Publié le 25/05/2021

Black Robe Brigade : des avocats vent debout pour défendre les libertés

Depuis le mouvement contre la réforme des retraites des avocats, fin 2019, le collectif informel Black Robe Brigade a bouleversé la manière de se mobiliser et de faire le buzz pour parler de sujets très sérieux, libertés individuelles et dérive sécuritaire en tête. Truculents, ironiques et inquiets, les avocats de la BRB – clin d’œil à l’acronyme de la Brigade de répression du banditisme – n’entendent pas se taire. Alors que l’Assemblée nationale et le Sénat viennent de parvenir à un accord sur la loi relative à la sécurité globale, ils nous expliquent leur démarche.

On les a vus place Vendôme, sous les fenêtres du ministère de la Justice, ou encore place de la République ou de la Bastille, toujours équipés de leur logo de pirate et de fumigènes, loin du calme habituel des cabinets. Depuis près d’un an et demi, les membres du collectif Black Robe Brigade (BRB) cassent les codes et organisent la riposte face aux attaques subies par leur profession, comme de façon plus large, par la démocratie. Leur image, celle de trublions devenu porte-parole des doléances liées à la justice, ils la tiennent peut-être de leur émergence spontanée, que relate Me Talïa Coquis, l’une des cofondatrices du collectif. « Tout a commencé par une soirée, un coup de tête ». Quelques avocats, amis et partageant les mêmes valeurs, se retrouvent et discutent. À ce moment-là, fin 2019, la révolte gronde dans leur camp. Le projet de réforme de leur retraite les mobilise, ils font grève massivement, bloquent des tribunaux, allant jusqu’à balancer leurs robes à terre. L’idée émerge alors de se rassembler. Un combat corporatiste ? Pas du tout ! « Avec la mort annoncée de certains cabinets [qu’aurait impliquée la réforme des retraites], notamment des plus petits, nous nous sommes dit que c’était l’accès à la justice qui allait être rendu encore plus difficile pour certains », explique Me Coquis, également inquiète des atteintes potentielles aux droits de la défense.

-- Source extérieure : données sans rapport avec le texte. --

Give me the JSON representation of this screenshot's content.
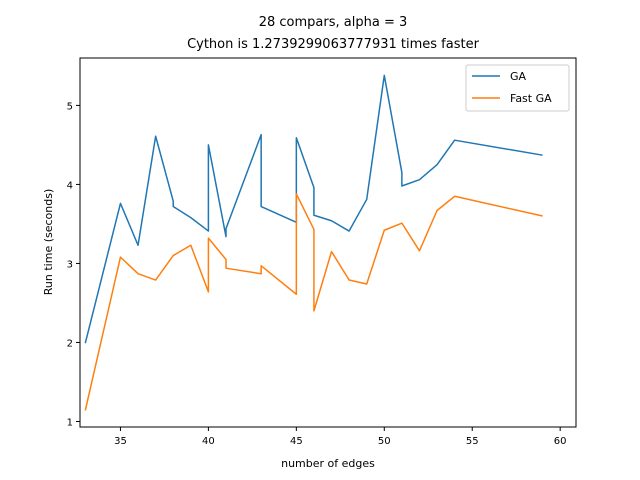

Certes, les combats des acteurs de la justice ne sont pas nouveaux : le collectif Liberté Égalité Justice ou les États généraux de la justice ont précédé la BRB, mais « ce qui était inédit avec la BRB, c’est que c’est un mouvement composé uniquement d’avocats ».

Des combats menés dans les prétoires comme dans la rue

Justement, qui sont-ils ? Ils n’ont pas de visage, dans le sens où il n’y a pas de leader. « Pas non plus de couleur politique, pas d’âge, et pas de limite territoriale », renchérit Me Talïa Coquis. Jeunes ou vieux, pénalistes ou spécialistes du droit des baux commerciaux, femmes ou hommes, de Paris ou de région, de gauche ou de droite, jamais encore le besoin de lien n’était apparu comme aussi nécessaire à une profession libérale, aux membres parfois isolés. Ils seraient aujourd’hui 250 sur l’ensemble du territoire, avec un noyau dur d’une vingtaine. Me Stéphane Maugendre, 33 ans de barreau, a été séduit immédiatement par l’audace des initiateurs du mouvement, « dès leur première action, place Vendôme, où ils avaient brûlé des codes. Le philosophe Michel Onfray [aux propos souvent polémiques, NDLR] avait même twitté qu’il s’agissait d’un autodafé ! », s’offusque-t-il. « Je devais les rejoindre, c’était une évidence ».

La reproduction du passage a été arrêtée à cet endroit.